Iran's ultimate stated goal is running 54,000 centrifuges to churn out enriched uranium - enough for dozens of nuclear arms a year. But even an assembly of 3,000 of the machines can produce enough material for one such weapon within a year.

 

Iran insists it wants the technology only to meet future power needs and argues it is entitled to enrich uranium under the Nuclear Nonproliferation Treaty.

 

But suspicions bred by nearly two decades of clandestine nuclear activities, including black-market acquisitions of equipment and blueprints that appear linked to weapons plans, have led to two sets of UN sanctions over its refusal to freeze enrichment.

 

The IAEA report, sent to the Security Council May 23, formally gave the green light for new UN sanctions through its finding that Tehran continued to expand enrichment instead of complying with Council demands that it be fully curtailed.

 

Still, the diplomats said that - with lack of unity on what kind of new sanctions should be imposed and how quickly - the United States was looking for new evidence of Iranian nuclear defiance to shore up support for such punishments later this year.

 

That could be provided by Iran's decision earlier this year to abrogate part of an agreement linked to the Nuclear Nonproliferation Treaty under which Tehran is obligated to report to the agency as soon as it decides to build new nuclear facility or expand an existing one.

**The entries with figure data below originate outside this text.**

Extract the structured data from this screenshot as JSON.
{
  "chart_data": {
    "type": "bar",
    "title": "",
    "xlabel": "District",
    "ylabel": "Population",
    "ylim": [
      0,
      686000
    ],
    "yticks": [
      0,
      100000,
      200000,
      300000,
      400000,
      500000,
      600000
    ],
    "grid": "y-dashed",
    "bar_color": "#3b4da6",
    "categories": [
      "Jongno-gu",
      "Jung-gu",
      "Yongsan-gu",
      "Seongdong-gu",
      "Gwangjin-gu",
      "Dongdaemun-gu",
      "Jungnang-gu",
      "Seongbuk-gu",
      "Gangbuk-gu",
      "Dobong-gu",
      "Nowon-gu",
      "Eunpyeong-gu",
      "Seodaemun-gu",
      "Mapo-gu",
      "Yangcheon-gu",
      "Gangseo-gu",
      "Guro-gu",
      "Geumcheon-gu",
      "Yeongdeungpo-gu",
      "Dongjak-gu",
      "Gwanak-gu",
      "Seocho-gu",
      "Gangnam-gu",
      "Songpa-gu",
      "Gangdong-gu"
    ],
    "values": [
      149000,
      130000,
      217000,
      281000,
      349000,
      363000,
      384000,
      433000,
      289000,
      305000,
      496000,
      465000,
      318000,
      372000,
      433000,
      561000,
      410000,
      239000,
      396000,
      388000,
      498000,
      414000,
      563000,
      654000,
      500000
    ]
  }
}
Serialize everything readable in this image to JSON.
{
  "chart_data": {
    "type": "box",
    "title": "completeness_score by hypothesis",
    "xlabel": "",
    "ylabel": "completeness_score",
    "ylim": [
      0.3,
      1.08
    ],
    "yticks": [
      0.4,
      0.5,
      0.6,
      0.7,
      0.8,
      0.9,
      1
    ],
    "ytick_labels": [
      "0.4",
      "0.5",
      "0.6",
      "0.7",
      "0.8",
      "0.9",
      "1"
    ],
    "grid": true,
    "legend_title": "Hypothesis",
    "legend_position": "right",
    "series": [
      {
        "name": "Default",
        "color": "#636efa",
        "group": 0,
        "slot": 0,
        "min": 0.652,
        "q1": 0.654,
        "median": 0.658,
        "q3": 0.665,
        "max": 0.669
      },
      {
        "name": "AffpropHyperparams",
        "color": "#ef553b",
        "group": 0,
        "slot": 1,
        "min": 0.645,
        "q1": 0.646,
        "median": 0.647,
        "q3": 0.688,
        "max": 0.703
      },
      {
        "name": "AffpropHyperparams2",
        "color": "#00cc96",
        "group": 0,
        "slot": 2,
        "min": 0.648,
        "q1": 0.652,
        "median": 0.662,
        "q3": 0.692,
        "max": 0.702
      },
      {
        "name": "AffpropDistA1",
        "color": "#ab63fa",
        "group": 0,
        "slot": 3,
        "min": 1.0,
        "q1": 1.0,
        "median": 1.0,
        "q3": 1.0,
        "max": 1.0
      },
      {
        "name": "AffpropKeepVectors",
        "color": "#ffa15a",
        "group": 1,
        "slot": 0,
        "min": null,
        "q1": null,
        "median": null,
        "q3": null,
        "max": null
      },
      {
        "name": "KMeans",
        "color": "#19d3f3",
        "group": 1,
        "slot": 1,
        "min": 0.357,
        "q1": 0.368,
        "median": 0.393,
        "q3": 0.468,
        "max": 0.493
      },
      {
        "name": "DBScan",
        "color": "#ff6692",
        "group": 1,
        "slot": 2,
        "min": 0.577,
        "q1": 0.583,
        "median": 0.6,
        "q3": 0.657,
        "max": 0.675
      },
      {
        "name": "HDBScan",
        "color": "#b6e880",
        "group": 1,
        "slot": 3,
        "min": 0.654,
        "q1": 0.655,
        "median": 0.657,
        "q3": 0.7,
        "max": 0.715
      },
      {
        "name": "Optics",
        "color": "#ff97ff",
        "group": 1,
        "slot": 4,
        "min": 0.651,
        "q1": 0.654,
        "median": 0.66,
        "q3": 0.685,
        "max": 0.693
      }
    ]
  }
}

Tehran subsequently cited this move in denying IAEA inspectors a visit to its Arak heavy water reactor that will produce plutonium - like enriched uranium a possible pathway to nuclear arms - once completed sometime in the next decade.

 

One of the diplomats said that the Americans failed to get support for an IAEA board resolution at the meeting starting Monday stating that Iran refusal to allow inspections of Arak was in noncompliance of its NPT obligations. But, he said they would continue to press their case during the meeting in hopes of increasing Security Council sentiment for new sanctions later this year.